Revenue Scotland have confirmed, in a formal Opinion, that where a parent company has given a lender a pledge over shares in its subsidiary by way of security, this will deny LBTT group relief on any transfers of Scottish property to that subsidiary by the parent. This reasoning would logically also extend to transfers to that subsidiary from other group companies. This represents a material difference in the treatment of such Scottish land transactions compared to similar transfers in the rest of the UK under the SDLT regime.
The discrepancy stems from differences in the primary legislation. While the group relief provisions for LBTT largely replicate those applicable to SDLT, the latter expressly excludes unexercised security rights from the “disqualifying arrangements” which prevent the relief being available. Regrettably, these were not repeated in the LBTT code.
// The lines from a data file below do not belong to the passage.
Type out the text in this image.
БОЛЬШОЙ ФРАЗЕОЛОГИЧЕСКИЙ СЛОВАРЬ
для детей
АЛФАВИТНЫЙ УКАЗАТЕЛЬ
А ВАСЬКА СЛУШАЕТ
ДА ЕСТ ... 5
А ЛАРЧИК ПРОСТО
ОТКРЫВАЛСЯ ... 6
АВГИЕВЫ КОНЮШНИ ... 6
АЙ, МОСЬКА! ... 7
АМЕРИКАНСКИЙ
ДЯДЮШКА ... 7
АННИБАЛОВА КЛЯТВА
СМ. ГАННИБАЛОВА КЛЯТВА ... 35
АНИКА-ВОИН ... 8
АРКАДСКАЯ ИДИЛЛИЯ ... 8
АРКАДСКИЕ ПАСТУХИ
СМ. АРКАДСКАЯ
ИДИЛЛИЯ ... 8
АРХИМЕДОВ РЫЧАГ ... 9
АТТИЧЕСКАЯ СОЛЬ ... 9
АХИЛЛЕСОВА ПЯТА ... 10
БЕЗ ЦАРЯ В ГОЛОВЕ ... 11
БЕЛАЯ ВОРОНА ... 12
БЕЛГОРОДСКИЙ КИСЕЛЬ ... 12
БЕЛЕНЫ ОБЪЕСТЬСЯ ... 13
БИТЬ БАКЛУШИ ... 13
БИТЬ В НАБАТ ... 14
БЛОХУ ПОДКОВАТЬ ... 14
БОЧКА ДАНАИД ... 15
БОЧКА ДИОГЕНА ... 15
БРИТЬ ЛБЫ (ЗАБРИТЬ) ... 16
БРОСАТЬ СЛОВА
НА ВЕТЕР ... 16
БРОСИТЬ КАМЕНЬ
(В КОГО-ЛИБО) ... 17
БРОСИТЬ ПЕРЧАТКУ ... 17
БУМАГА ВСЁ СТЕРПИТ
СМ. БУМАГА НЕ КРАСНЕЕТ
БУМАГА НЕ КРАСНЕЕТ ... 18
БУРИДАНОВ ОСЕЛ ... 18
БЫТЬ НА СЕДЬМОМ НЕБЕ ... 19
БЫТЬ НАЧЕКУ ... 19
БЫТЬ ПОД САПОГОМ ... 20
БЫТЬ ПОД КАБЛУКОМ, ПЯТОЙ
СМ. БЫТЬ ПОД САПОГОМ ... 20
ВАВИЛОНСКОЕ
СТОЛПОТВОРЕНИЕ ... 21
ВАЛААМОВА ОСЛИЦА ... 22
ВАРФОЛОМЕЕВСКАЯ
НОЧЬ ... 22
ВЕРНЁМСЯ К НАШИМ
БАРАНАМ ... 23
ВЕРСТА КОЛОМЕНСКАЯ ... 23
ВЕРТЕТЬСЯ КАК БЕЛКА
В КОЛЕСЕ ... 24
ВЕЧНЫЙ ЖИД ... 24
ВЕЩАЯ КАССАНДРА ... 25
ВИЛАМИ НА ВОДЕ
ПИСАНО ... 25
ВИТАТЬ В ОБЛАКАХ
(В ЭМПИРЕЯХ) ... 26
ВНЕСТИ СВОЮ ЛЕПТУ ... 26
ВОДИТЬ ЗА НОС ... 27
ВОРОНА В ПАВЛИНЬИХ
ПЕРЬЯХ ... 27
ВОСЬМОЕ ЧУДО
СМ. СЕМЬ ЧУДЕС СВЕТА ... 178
This oversight appears accidental and largely a result of unfortunate timing; the relevant SDLT provisions were enacted in Spring 2013 to replace an Extra Statutory Concession covering the point up until then. By that time, the draft LBTT Bill had already been published. It did not take account of that existing Concession nor was this formal amendment to the SDLT code picked up subsequently.
Given Revenue Scotland consider themselves bound by the strict terms of the LBTT legislation and will refuse to grant group relief in these circumstances, it is imperative that the Scottish Government bring forward an amendment to the same at the earliest opportunity. This is not seeking to gain any unfair advantage or to avoid tax but merely to reflect the position, long held throughout the rest of the UK tax code, that intra-group transfers should be tax neutral and to put LBTT on an equal footing with SDLT.
Failing that, this is another reason for those wishing to invest in the UK to shun Scotland as a location on the basis that it is less welcoming than our neighbours in the South.